Seems like they set up a colony in my Ghost terrarium. . . Whats the best route to get rid of these pests?


----------



## CoolMantid (Apr 8, 2012)

Maybe find the Queen and kill her. Or just remove the ghosts and clean the container entirely (Remove substrate, plants etc and rinse, NO SOAP)


----------



## angelofdeathzz (Apr 8, 2012)

Give them nutria sweet(aspartame, artificial sugar) it's supposed to kill ant's, so I read? Won't hurt the mantis to try...


----------



## Rick (Apr 9, 2012)

Hertarem45 said:


> Maybe find the Queen and kill her. Or just remove the ghosts and clean the container entirely (Remove substrate, plants etc and rinse, NO SOAP)


Clean and disinfect the enclosure. And soap is fine. Not sure why you're saying it isn't. As with any cleaner, make sure to rinse good. And to prevent more ants take a look at your housekeeping procedures. There has to be something the ants are after.


----------



## Psychobunny (Apr 9, 2012)

I had a small ant prob as well.

They were after the food in the blue bottle fly containers.

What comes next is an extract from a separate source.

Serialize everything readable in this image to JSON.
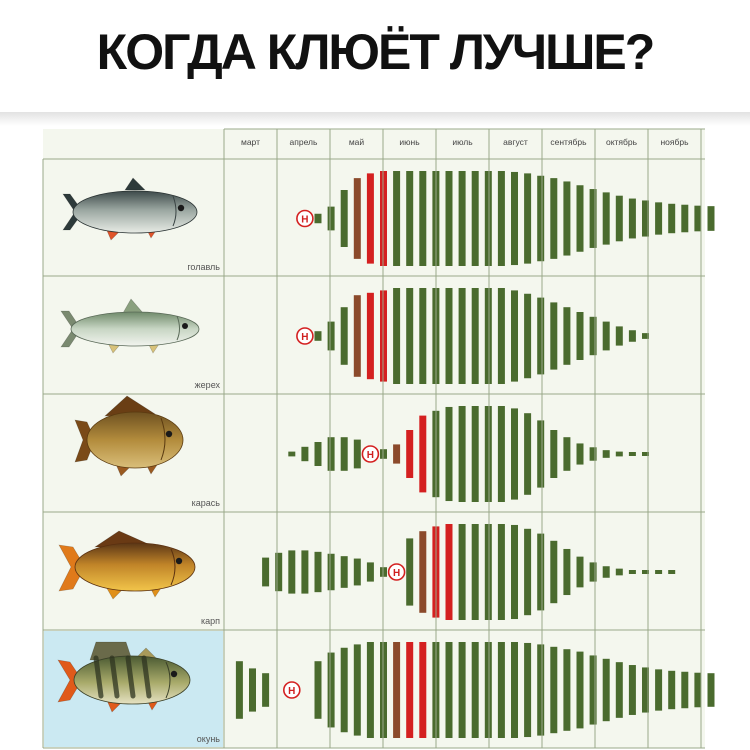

I simply put dubble sidded tape all around the containers.

Problem solved!!


----------



## Swipht (Apr 9, 2012)

I think they liked the cricket food. . . What if I put the soil in the oven?


----------



## Rick (Apr 10, 2012)

Remove or cut off access to whatever it is the ants are after.


----------



## Kansant86 (May 15, 2012)

An aspirator will work well to remove the ants. There could be a few reasons you are having this issue.

A) Food source

B)Moisture

C)Heat

Removing the queen probably isn't going to benefit you much because the ants that are in your house, probably small and also odorous, will most likely have a multiple queen colony. There could be anywhere from 1-30+ queens depending on the extent of your problem.


----------



## MandellaMandy123 (Jun 30, 2012)

Try surrounding container with cinnamon or baby powder


----------